Following the Closing of the LOI on January 24, 2023, the Company divested
its ownership interest in CMCS and its interests in the Clavo Rico mine, resulting in the transfer of operations to Mother Lode Mining
and full control of the Clavo Rico mine asset.
On December 30, 2021, the Company was served with a complaint filed by
Antilles Family Office, LLC (“Antilles”) asserting claims related to alleged breach of contract and unjust enrichment against
the Company.
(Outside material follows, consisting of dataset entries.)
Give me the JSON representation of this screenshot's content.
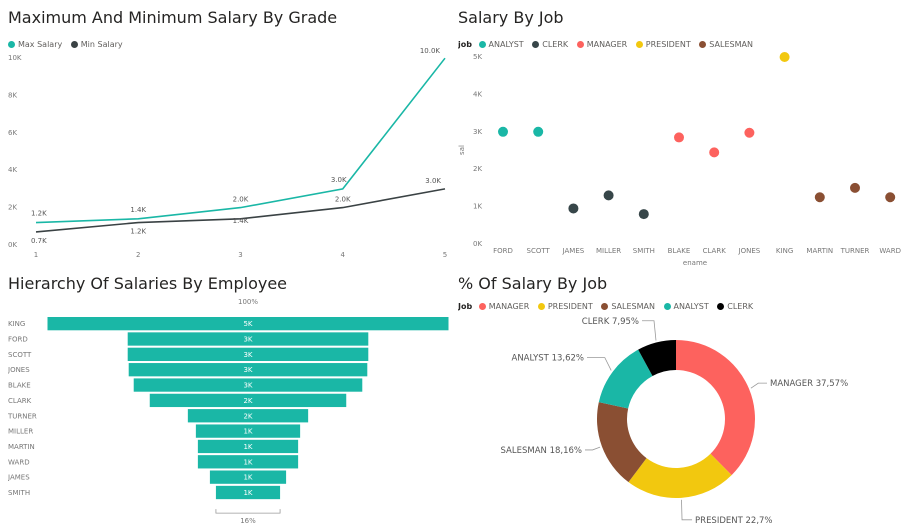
{
  "colors": {
    "max_salary": "#1ab7a6",
    "min_salary": "#3a4244",
    "ANALYST": "#1ab7a6",
    "CLERK": "#374649",
    "MANAGER": "#fd625e",
    "PRESIDENT": "#f2c80f",
    "SALESMAN": "#8a4f33",
    "CLERK_donut": "#000000",
    "funnel": "#1ab7a6"
  },
  "chart_data": [
    {
      "id": "grade",
      "type": "line",
      "title": "Maximum And Minimum Salary By Grade",
      "xlabel": "",
      "ylabel": "",
      "x": [
        1,
        2,
        3,
        4,
        5
      ],
      "series": [
        {
          "name": "Max Salary",
          "values": [
            1200,
            1400,
            2000,
            3000,
            9990
          ],
          "labels": [
            "1.2K",
            "1.4K",
            "2.0K",
            "3.0K",
            "10.0K"
          ]
        },
        {
          "name": "Min Salary",
          "values": [
            700,
            1200,
            1400,
            2000,
            3000
          ],
          "labels": [
            "0.7K",
            "1.2K",
            "1.4K",
            "2.0K",
            "3.0K"
          ]
        }
      ],
      "ylim": [
        0,
        10000
      ],
      "yticks": [
        0,
        2000,
        4000,
        6000,
        8000,
        10000
      ],
      "ytick_labels": [
        "0K",
        "2K",
        "4K",
        "6K",
        "8K",
        "10K"
      ],
      "legend": "top-left",
      "grid": false
    },
    {
      "id": "job",
      "type": "scatter",
      "title": "Salary By Job",
      "legend_title": "job",
      "legend_items": [
        "ANALYST",
        "CLERK",
        "MANAGER",
        "PRESIDENT",
        "SALESMAN"
      ],
      "xlabel": "ename",
      "ylabel": "sal",
      "categories": [
        "FORD",
        "SCOTT",
        "JAMES",
        "MILLER",
        "SMITH",
        "BLAKE",
        "CLARK",
        "JONES",
        "KING",
        "MARTIN",
        "TURNER",
        "WARD"
      ],
      "points": [
        {
          "x": "FORD",
          "y": 3000,
          "job": "ANALYST"
        },
        {
          "x": "SCOTT",
          "y": 3000,
          "job": "ANALYST"
        },
        {
          "x": "JAMES",
          "y": 950,
          "job": "CLERK"
        },
        {
          "x": "MILLER",
          "y": 1300,
          "job": "CLERK"
        },
        {
          "x": "SMITH",
          "y": 800,
          "job": "CLERK"
        },
        {
          "x": "BLAKE",
          "y": 2850,
          "job": "MANAGER"
        },
        {
          "x": "CLARK",
          "y": 2450,
          "job": "MANAGER"
        },
        {
          "x": "JONES",
          "y": 2975,
          "job": "MANAGER"
        },
        {
          "x": "KING",
          "y": 5000,
          "job": "PRESIDENT"
        },
        {
          "x": "MARTIN",
          "y": 1250,
          "job": "SALESMAN"
        },
        {
          "x": "TURNER",
          "y": 1500,
          "job": "SALESMAN"
        },
        {
          "x": "WARD",
          "y": 1250,
          "job": "SALESMAN"
        }
      ],
      "ylim": [
        0,
        5000
      ],
      "yticks": [
        0,
        1000,
        2000,
        3000,
        4000,
        5000
      ],
      "ytick_labels": [
        "0K",
        "1K",
        "2K",
        "3K",
        "4K",
        "5K"
      ],
      "legend": "top-left",
      "grid": false
    },
    {
      "id": "funnel",
      "type": "bar",
      "title": "Hierarchy Of Salaries By Employee",
      "categories": [
        "KING",
        "FORD",
        "SCOTT",
        "JONES",
        "BLAKE",
        "CLARK",
        "TURNER",
        "MILLER",
        "MARTIN",
        "WARD",
        "JAMES",
        "SMITH"
      ],
      "values": [
        5000,
        3000,
        3000,
        2975,
        2850,
        2450,
        1500,
        1300,
        1250,
        1250,
        950,
        800
      ],
      "labels": [
        "5K",
        "3K",
        "3K",
        "3K",
        "3K",
        "2K",
        "2K",
        "1K",
        "1K",
        "1K",
        "1K",
        "1K"
      ],
      "top_label": "100%",
      "bottom_label": "16%"
    },
    {
      "id": "donut",
      "type": "pie",
      "title": "% Of Salary By Job",
      "legend_title": "Job",
      "legend": "top-left",
      "slices": [
        {
          "name": "MANAGER",
          "value": 37.57,
          "label": "MANAGER 37,57%"
        },
        {
          "name": "PRESIDENT",
          "value": 22.7,
          "label": "PRESIDENT 22,7%"
        },
        {
          "name": "SALESMAN",
          "value": 18.16,
          "label": "SALESMAN 18,16%"
        },
        {
          "name": "ANALYST",
          "value": 13.62,
          "label": "ANALYST 13,62%"
        },
        {
          "name": "CLERK",
          "value": 7.95,
          "label": "CLERK 7,95%"
        }
      ]
    }
  ]
}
This matter was settled on January 18, 2023 in exchange for the payment of $1,200,000 by the Company to Antilles.
On
February 1, 2023, the Company issued 5,142,857 restricted shares of Common Stock to Cluff-Rich 401(k) upon the conversion of $18,000
in existing debt owed to the shareholder that has been accrued by the Company.
On
February 1, 2023, the Company issued 16,428,571 restricted shares of Common Stock to Fran Rich upon the conversion of $57,500 in existing
debt owed to the shareholder that has been accrued by the Company.
On
February 1, 2023, the Company issued 23,200,857 restricted shares of Common Stock to Debra D’Ambrosio upon the conversion of $81,203
in existing debt owed to the shareholder that has been accrued by the Company.
On
February 1, 2023, the Company issued 485,402,857 restricted shares of Common Stock to Trent D’Ambrosio upon the conversion of
$1,698,910 in existing debt owed to the shareholder that has been accrued by the Company.
On
February 1, 2023, the Company issued 17,142,857 restricted shares of Common Stock to Kay Briggs upon the conversion of $60,000 in existing
debt owed to the shareholder that has been accrued by the Company.
On
February 1, 2023, the Company issued 204,285,714 restricted shares of Common Stock to Legends Capital Group upon the conversion of $715,000
in existing debt owed to the shareholder that has been accrued by the Company.
On
February 1, 2023, the Company issued 314,571,429 restricted shares of Common Stock to L W Briggs Irrevocable Trust upon the conversion
of $1,101,000 in existing debt owed to the shareholder that has been accrued by the Company.
On
February 1, 2023, the Company issued 52,857,143 restricted shares of Common Stock to Claymore Management upon the conversion of $185,000
in existing debt owed to the shareholder that has been accrued by the Company.
On
February 1, 2023, the Company issued 965,137,143 restricted shares of Common Stock to Clavo Rico Inc. upon the conversion of $3,377,980
in existing debt owed to the shareholder that has been accrued by the Company.
On
February 1, 2023, the Company issued 32,928,571 restricted shares of Common Stock to Pine Valley Investments upon the conversion of
$115,200 in existing debt owed to the shareholder that has been accrued by the Company.
On
February 1, 2023, the Company issued 42,857,143 restricted shares of Common Stock to Whit Cluff for services rendered to the Company.
On
February 1, 2023, the Company issued 2,857,143 restricted shares of Common Stock to Rod Sperry for services rendered to the Company.
On
February 1, 2023, the Company issued 2,857,143 restricted shares of Common Stock to Brunson Chandler & Jones, PLLC for services
rendered to the Company.
On
February 1, 2023, the Company issued 14,285,714 restricted shares of Common Stock to Kyle Pickard for services rendered to the Company.
On
February 1, 2023, the Company issued 28,571,429 restricted shares of Common Stock to Justin Wilson for services rendered to the Company.
On February 1, 2023,
the Company issued 28,571,429 restricted shares of Common Stock to Sean Wilson for services rendered to the Company.